Once the standard choice – even in the days of four-star – petrol cars are quieter than their diesel equivalents, and continue to be much cheaper to buy, whether new or used. According to a report by the Telegraph, petrol versions of popular models offer a £1,400 saving over their diesel counterparts for compact, saloons and hatchbacks. This only stands to grow with more expensive models. For every positive, however, there’s a negative: petrol cars also depreciate more readily.

Petrol’s other major benefit, of sorts, is in its environmental impact when compared directly to diesel – yet with the arrival of genuinely green alternatives, and the fact it’s still a fossil fuel, these are negligible in real terms.

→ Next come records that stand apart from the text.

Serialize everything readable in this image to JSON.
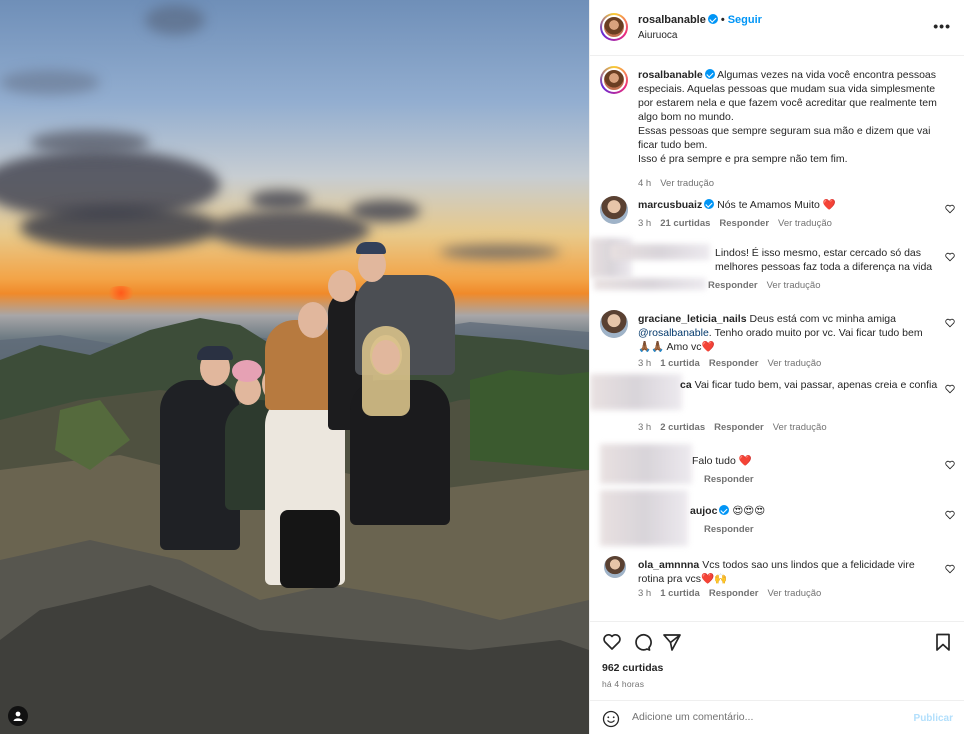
{
  "post": {
    "username": "rosalbanable",
    "location": "Aiuruoca",
    "follow_label": "Seguir",
    "more_label": "•••"
  },
  "caption": {
    "username": "rosalbanable",
    "lines": [
      "Algumas vezes na vida você encontra pessoas especiais. Aquelas pessoas que mudam sua vida simplesmente por estarem nela e que fazem você acreditar que realmente tem algo bom no mundo.",
      "Essas pessoas que sempre seguram sua mão e dizem que vai ficar tudo bem.",
      "Isso é pra sempre e pra sempre não tem fim."
    ],
    "time": "4 h",
    "translate": "Ver tradução"
  },
  "comments": [
    {
      "username": "marcusbuaiz",
      "verified": true,
      "text": "Nós te Amamos Muito ❤️",
      "time": "3 h",
      "likes": "21 curtidas",
      "reply": "Responder",
      "translate": "Ver tradução"
    },
    {
      "username": "",
      "verified": false,
      "text": "Lindos! É isso mesmo, estar cercado só das melhores pessoas faz toda a diferença na vida",
      "time": "",
      "likes": "",
      "reply": "Responder",
      "translate": "Ver tradução"
    },
    {
      "username": "graciane_leticia_nails",
      "verified": false,
      "text": "Deus está com vc minha amiga",
      "mention": "@rosalbanable",
      "text2": ". Tenho orado muito por vc. Vai ficar tudo bem 🙏🏾🙏🏾 Amo vc❤️",
      "time": "3 h",
      "likes": "1 curtida",
      "reply": "Responder",
      "translate": "Ver tradução"
    },
    {
      "username": "ca",
      "verified": false,
      "text": "Vai ficar tudo bem, vai passar, apenas creia e confia",
      "time": "3 h",
      "likes": "2 curtidas",
      "reply": "Responder",
      "translate": "Ver tradução"
    },
    {
      "username": "",
      "verified": false,
      "text": "Falo tudo ❤️",
      "time": "",
      "likes": "",
      "reply": "Responder",
      "translate": ""
    },
    {
      "username": "aujoc",
      "verified": true,
      "text": "😍😍😍",
      "time": "",
      "likes": "",
      "reply": "Responder",
      "translate": ""
    },
    {
      "username": "ola_amnnna",
      "verified": false,
      "text": "Vcs todos sao uns lindos que a felicidade vire rotina pra vcs❤️🙌",
      "time": "3 h",
      "likes": "1 curtida",
      "reply": "Responder",
      "translate": "Ver tradução"
    }
  ],
  "footer": {
    "likes": "962 curtidas",
    "ago": "há 4 horas",
    "add_comment_placeholder": "Adicione um comentário...",
    "publish": "Publicar"
  },
  "icons": {
    "like": "heart-icon",
    "comment": "comment-icon",
    "share": "share-icon",
    "save": "bookmark-icon",
    "emoji": "smile-icon",
    "options": "more-icon"
  }
}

Finally, there was one thing in petrol’s favour for a long while – being consistently 3p-5p cheaper than diesel. However, in recent months (and as of August 2015), diesel’s actually become the lowest-priced option of the pair. However long that will last, no-one knows – but petrol’s cost crown has been knocked off its head.

Diesel

Diesel engines are, without a shadow of a doubt, far more fuel efficient; they can do an average of eight miles more to the gallon, effectively meaning nearly £100 of savings per year for those filling with diesel and not petrol. As we noted earlier in petrol cars’ comparable cheapness, though, you may have to own a diesel car for 14 years before you see the benefit of the spending.

While diesel cars cost a significant amount more to insure – up to 15% than petrol alternatives – their road tax is generally less, as fuel efficiency results in lower CO2 emissions. That said, it’s still not cleaner – diesel also results in more NOx emissions, which are much worse for the environment.

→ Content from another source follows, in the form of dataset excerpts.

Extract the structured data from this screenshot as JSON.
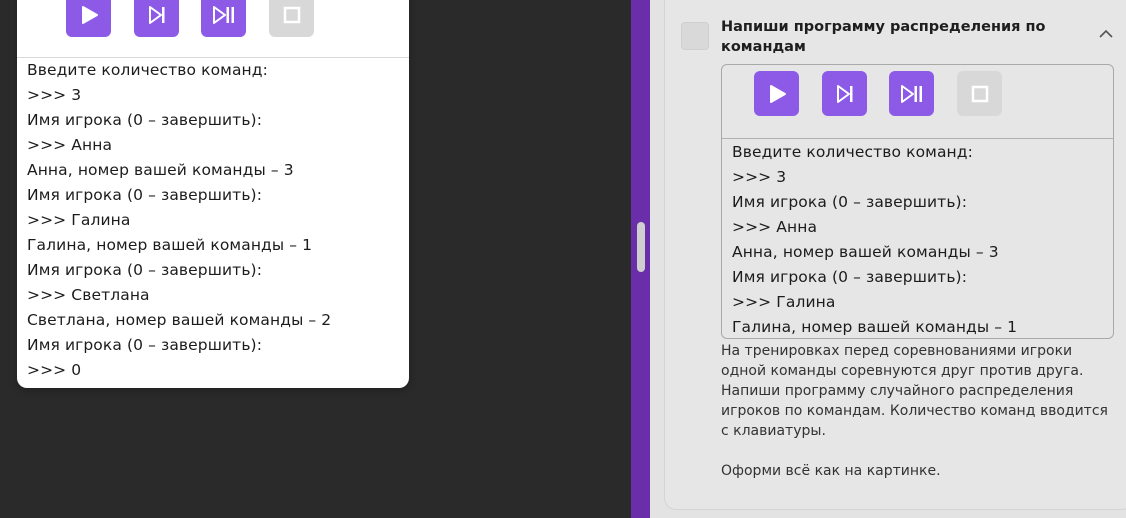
{
  "toolbar": {
    "run_icon": "play-icon",
    "step_icon": "step-icon",
    "step_end_icon": "step-to-end-icon",
    "stop_icon": "stop-icon",
    "accent": "#8c5ae6",
    "disabled": "#d8d8d8"
  },
  "left_console": {
    "lines": [
      "Введите количество команд:",
      ">>> 3",
      "Имя игрока (0 – завершить):",
      ">>> Анна",
      "Анна, номер вашей команды – 3",
      "Имя игрока (0 – завершить):",
      ">>> Галина",
      "Галина, номер вашей команды – 1",
      "Имя игрока (0 – завершить):",
      ">>> Светлана",
      "Светлана, номер вашей команды – 2",
      "Имя игрока (0 – завершить):",
      ">>> 0"
    ]
  },
  "task": {
    "title": "Напиши программу распределения по командам",
    "console_lines": [
      "Введите количество команд:",
      ">>> 3",
      "Имя игрока (0 – завершить):",
      ">>> Анна",
      "Анна, номер вашей команды – 3",
      "Имя игрока (0 – завершить):",
      ">>> Галина",
      "Галина, номер вашей команды – 1"
    ],
    "description_1": "На тренировках перед соревнованиями игроки одной команды соревнуются друг против друга. Напиши программу случайного распределения игроков по командам. Количество команд вводится с клавиатуры.",
    "description_2": "Оформи всё как на картинке."
  }
}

So, diesel or petrol? As far as we’re concerned, long drives and regular commuting will probably suit you better to a diesel car, while the lower initial outlay costs of a petrol car will be better for anyone else.

But what about the new kids on the block?

Fuel cells

While they’re still only just gaining traction, hydrogen fuel cells may be the only way we travel in decades to come. There are only two options available to prospective car owners at the moment: the Hyundai ix35 and Toyota Mirai. They’re not the cheapest, either, at between £35,000 and £40,000. As with any technology, though, this’ll only be driven down by more competition in the coming years.

The sad fact about these is that the fuel hasn’t been optimised properly; according to Transport Evolved, which covered Toyota’s appearance at the JP Morgan Auto Conference last year, its Mirai costs twice as much to run as its famous Prius. Perhaps it’s worth waiting on this fuel alternative indefinitely.

Electric cars and hybrids

While the electric car has long been a dream and, in one limited way or another, a reality for decades (cap doffed to Clive Sinclair), the modern electric car really got going just under 20 years ago with the aforementioned Prius. Since then, it’s gained traction, notably from the company Tesla, as well as Nissan’s Leaf.

Electric cars are still expensive, but only on the initial cost; they come in at an average of £8,000 more than petrol models, according to the Beeb, but the government does offer grants to those who buy them – capped at £5,000, but effectively covering as much as 35% of the cost of one (if they’ll ever be priced that low).

So long as you have a charging point at home, you’re okay – though naturally your car use will be courtesy of power or E.ON, not BP or Shell. The only problem is the scope of travel that you can get from one full charge – the Leaf barely does 70 miles on a single charge, for example.

Hybrids, meanwhile, may be the best option for those looking to do their bit for both their wallet and the environment. Used models can cost as little as £10,000 these days, and give you the added kick of cutting your fuel costs by a quarter.